Codebase Analysis Workflows¶
Procedures for comprehensive codebase analysis. Populates the analysis model for output adapters.
Analysis Workflow Overview¶
flowchart LR
subgraph Setup
S0[Phase 0: Setup]
end
subgraph Discovery
S1[Phase 1: Reconnaissance]
S2[Phase 2: Technology]
S3[Phase 3: Interfaces]
S4[Phase 4: Architecture]
S5[Phase 5: Data Flow]
S6[Phase 6: Dependencies]
S7[Phase 7: Errors]
end
subgraph Output
M[Analysis Model]
A1[Adapter 1]
A2[Adapter 2]
AN[Adapter N]
end
S0 --> S1 --> S2 --> S3 --> S4 --> S5 --> S6 --> S7 --> M
M --> A1
M --> A2
M --> ANPhase 0: Setup¶
Goal: Select output adapters and establish preferences.
0.1 Select Output Adapters¶
What outputs do you need from this analysis?
☐ Architecture documentation (architecture-docs)
☐ Coding context for AI (coding-context)
☐ Product specification (product-spec)
☐ C4 model / Structurizr (structurizr)
☐ ArchiMate model (archimate)
Select one or more.

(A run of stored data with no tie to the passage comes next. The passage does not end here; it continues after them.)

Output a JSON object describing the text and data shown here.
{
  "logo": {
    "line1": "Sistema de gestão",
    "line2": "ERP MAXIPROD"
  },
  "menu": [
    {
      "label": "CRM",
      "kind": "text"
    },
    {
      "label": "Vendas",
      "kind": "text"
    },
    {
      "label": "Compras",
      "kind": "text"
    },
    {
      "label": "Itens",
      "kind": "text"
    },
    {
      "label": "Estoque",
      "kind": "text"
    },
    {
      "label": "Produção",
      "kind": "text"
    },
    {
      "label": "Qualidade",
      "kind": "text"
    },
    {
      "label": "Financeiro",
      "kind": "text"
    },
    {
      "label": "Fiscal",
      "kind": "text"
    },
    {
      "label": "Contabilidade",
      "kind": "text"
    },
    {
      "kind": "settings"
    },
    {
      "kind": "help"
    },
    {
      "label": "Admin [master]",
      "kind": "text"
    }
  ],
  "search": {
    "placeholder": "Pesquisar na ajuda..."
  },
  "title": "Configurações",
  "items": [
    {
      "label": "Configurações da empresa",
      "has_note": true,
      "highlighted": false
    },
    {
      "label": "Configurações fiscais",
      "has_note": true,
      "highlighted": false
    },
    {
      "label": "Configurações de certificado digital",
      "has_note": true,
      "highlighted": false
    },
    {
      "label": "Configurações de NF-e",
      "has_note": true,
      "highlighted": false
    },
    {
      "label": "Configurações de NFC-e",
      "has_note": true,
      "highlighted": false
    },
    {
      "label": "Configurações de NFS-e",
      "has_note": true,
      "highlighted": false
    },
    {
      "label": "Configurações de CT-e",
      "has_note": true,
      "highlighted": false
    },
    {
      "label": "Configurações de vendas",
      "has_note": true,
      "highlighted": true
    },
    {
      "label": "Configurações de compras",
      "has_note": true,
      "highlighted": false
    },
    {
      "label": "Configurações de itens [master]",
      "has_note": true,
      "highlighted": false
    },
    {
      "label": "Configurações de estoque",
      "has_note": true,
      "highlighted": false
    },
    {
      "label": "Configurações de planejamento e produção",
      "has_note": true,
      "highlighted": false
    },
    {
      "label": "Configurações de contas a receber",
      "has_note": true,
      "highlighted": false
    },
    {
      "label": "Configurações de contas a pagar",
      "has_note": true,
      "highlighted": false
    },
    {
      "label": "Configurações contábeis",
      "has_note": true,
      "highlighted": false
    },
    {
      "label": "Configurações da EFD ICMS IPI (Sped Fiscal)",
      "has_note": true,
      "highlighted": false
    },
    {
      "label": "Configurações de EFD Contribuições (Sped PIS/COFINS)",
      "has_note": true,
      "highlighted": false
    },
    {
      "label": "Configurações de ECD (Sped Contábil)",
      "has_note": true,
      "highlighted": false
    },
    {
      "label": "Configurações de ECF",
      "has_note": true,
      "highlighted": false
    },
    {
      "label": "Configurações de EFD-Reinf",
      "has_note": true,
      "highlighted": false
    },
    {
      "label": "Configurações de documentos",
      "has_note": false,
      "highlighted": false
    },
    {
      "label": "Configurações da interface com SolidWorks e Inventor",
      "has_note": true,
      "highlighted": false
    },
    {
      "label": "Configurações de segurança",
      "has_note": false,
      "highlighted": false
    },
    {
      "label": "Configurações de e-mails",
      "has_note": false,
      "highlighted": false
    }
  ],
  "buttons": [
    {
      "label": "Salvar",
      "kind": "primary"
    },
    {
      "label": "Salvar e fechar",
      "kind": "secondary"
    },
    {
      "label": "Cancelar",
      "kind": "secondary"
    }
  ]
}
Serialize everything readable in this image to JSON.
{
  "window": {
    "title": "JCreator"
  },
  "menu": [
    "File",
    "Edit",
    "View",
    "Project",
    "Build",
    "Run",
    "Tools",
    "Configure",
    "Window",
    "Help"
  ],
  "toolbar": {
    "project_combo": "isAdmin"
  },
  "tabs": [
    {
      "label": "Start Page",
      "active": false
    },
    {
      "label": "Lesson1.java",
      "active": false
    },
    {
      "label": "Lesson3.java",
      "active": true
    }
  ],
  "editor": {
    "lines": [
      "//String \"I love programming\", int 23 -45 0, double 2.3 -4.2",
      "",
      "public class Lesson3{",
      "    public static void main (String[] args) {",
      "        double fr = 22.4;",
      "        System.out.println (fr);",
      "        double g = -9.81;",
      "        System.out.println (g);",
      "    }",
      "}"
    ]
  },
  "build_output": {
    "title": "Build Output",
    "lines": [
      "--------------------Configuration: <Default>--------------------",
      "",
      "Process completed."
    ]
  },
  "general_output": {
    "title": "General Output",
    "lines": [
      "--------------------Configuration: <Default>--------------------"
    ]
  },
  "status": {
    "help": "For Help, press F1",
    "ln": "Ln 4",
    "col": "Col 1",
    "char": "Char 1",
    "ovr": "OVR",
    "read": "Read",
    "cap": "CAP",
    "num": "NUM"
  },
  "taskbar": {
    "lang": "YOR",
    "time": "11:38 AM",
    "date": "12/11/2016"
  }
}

Default: Architecture documentation
0.2 Diagram Format Preference¶
What diagram format do you prefer?
1. **Mermaid** (Recommended) - GitHub, GitLab, most markdown viewers
2. **ASCII** - Universal, no rendering needed
3. **PlantUML** - Feature-rich, requires renderer
4. **Excalidraw** - Hand-drawn style, VS Code extension, collaborative
Store preference in meta.preferences.diagram_format.
Note: Excalidraw outputs
.excalidrawJSON files that can be edited in VS Code with the Excalidraw extension or exported to PNG/SVG for embedding.
0.3 Initialize Analysis Model¶
Create empty analysis model structure:
analysis_model:
meta:
project_name: ""
analysis_date: "{today}"
preferences:
diagram_format: "mermaid"
output_adapters: []
Output: Preferences captured, model initialized
Phase 1: Reconnaissance¶
Goal: High-level understanding and documentation inventory.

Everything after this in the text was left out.